Expected { x : 0, y : undefined } to have properties 'x', 'y', 'z'.

 

String matchers

When working with strings it becomes very handy to have specific string matchers available.

 

expect('abc').toEndWith('c'); expect(['one', 'zwee', 'three']).toEachEndWith('e'); // Explicit non-matcher check expect(['one', 'zwei', 'three']).not.toEachEndWith('e'); expect('abc').toStartWith('a'); expect(['one', 'onetwo', 'onethree']).toEachStartWith('o'); expect(['one', 'onetwo', 'three']).toSomeStartWith('one'); expect('builtbright rox').toContainOnce('builtbright'); // used as a string matcher

 

I guess by now, it’s clear that the reporting makes understanding failures easy, as you can see nicely in the following too:

 

Expected [ 'two', 'three' ] to some start with 'one'.

 

Going beyond

By clever use of jasmine’s describe blocks when writing tests, I bet you can create a readable prosa documentation of the code you wrote.

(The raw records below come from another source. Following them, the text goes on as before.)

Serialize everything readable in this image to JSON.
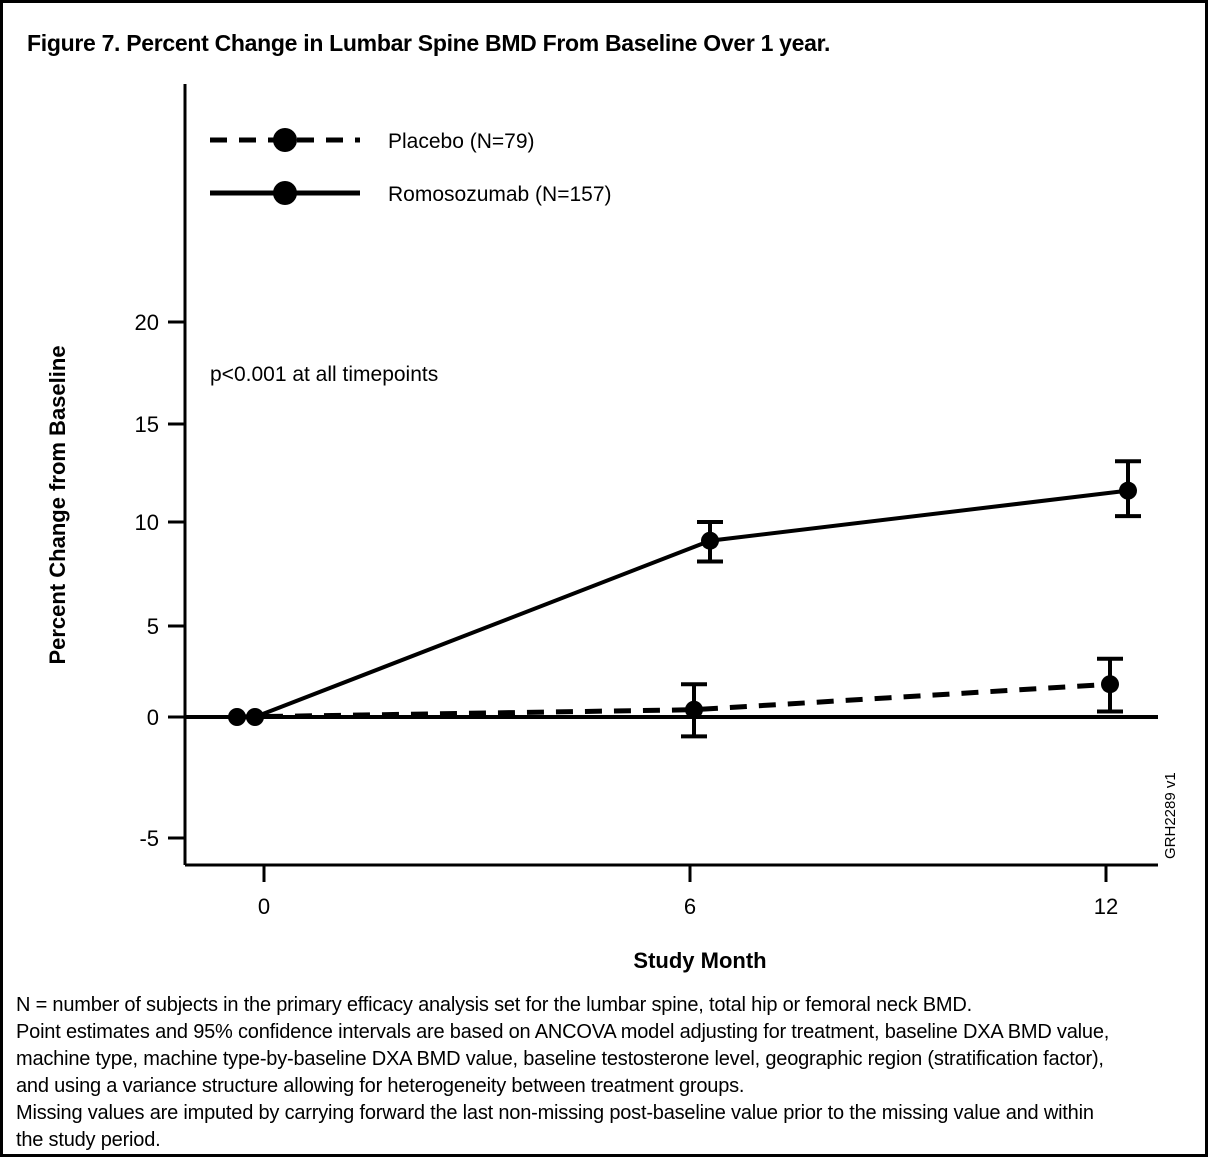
{
  "figure": {
    "title": "Figure 7. Percent Change in Lumbar Spine BMD From Baseline Over 1 year."
  },
  "chart_data": {
    "type": "line",
    "title": "Figure 7. Percent Change in Lumbar Spine BMD From Baseline Over 1 year.",
    "xlabel": "Study Month",
    "ylabel": "Percent Change from Baseline",
    "x": [
      0,
      6,
      12
    ],
    "x_tick_labels": [
      "0",
      "6",
      "12"
    ],
    "y_ticks": [
      20,
      15,
      10,
      5,
      0,
      -5
    ],
    "ylim": [
      -7.5,
      22.5
    ],
    "grid": false,
    "legend_position": "inside top-left",
    "annotation": "p<0.001 at all timepoints",
    "plot_id_label": "GRH2289 v1",
    "reference_line_y": 0,
    "error_bars": "95% confidence intervals",
    "series": [
      {
        "name": "Placebo (N=79)",
        "style": "dashed",
        "marker": "filled-circle",
        "color": "#000000",
        "values": [
          0,
          0.4,
          1.8
        ],
        "ci_lower": [
          null,
          -0.8,
          0.3
        ],
        "ci_upper": [
          null,
          1.8,
          3.2
        ]
      },
      {
        "name": "Romosozumab (N=157)",
        "style": "solid",
        "marker": "filled-circle",
        "color": "#000000",
        "values": [
          0,
          9.1,
          11.6
        ],
        "ci_lower": [
          null,
          8.1,
          10.3
        ],
        "ci_upper": [
          null,
          10.0,
          13.1
        ]
      }
    ]
  },
  "footnote": {
    "lines": [
      "N = number of subjects in the primary efficacy analysis set for the lumbar spine, total hip or femoral neck BMD.",
      "Point estimates and 95% confidence intervals are based on ANCOVA model adjusting for treatment, baseline DXA BMD value,",
      "machine type, machine type-by-baseline DXA BMD value, baseline testosterone level, geographic region (stratification factor),",
      "and using a variance structure allowing for heterogeneity between treatment groups.",
      "Missing values are imputed by carrying forward the last non-missing post-baseline value prior to the missing value and within",
      "the study period."
    ]
  },
  "colors": {
    "ink": "#000000",
    "background": "#ffffff"
  }
}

Even special cases, can be covered very well, things like

  • optimizations
  • bug fixes
  • enhancements
  • speed ups
  • even quirky behaviors

can be documented that way. And if you take TDD serious “documented” means, as usual: I write the test to ask for this behavior, see it fail and fix the test.
In the following code a test block describes additional optimizations, that have been done to speed up the code. I left out the actual tests, to show that the power of correct describe and it blocks can result in some pretty reasonable, readable test code.

 

describe('Optimizations', function() {   describe('should not connect stage.on(pointerdown)', function() {     it('in normal state', function() {});     it('after second click', function() {});   }); });

 

The good thing, even the expectation what the optimization is is well written down. What the implementation looks like is hidden behind – as it should be.

Conclusion

And being nice to yourself and making code maintainable for your future is definitely something that feels good. Additionally you are helping your team to benefit from the same, and hopefully you inspire them all to do the same.

Enjoy for the happiness and satisfaction that ‘this puzzle piece’ to better code brings!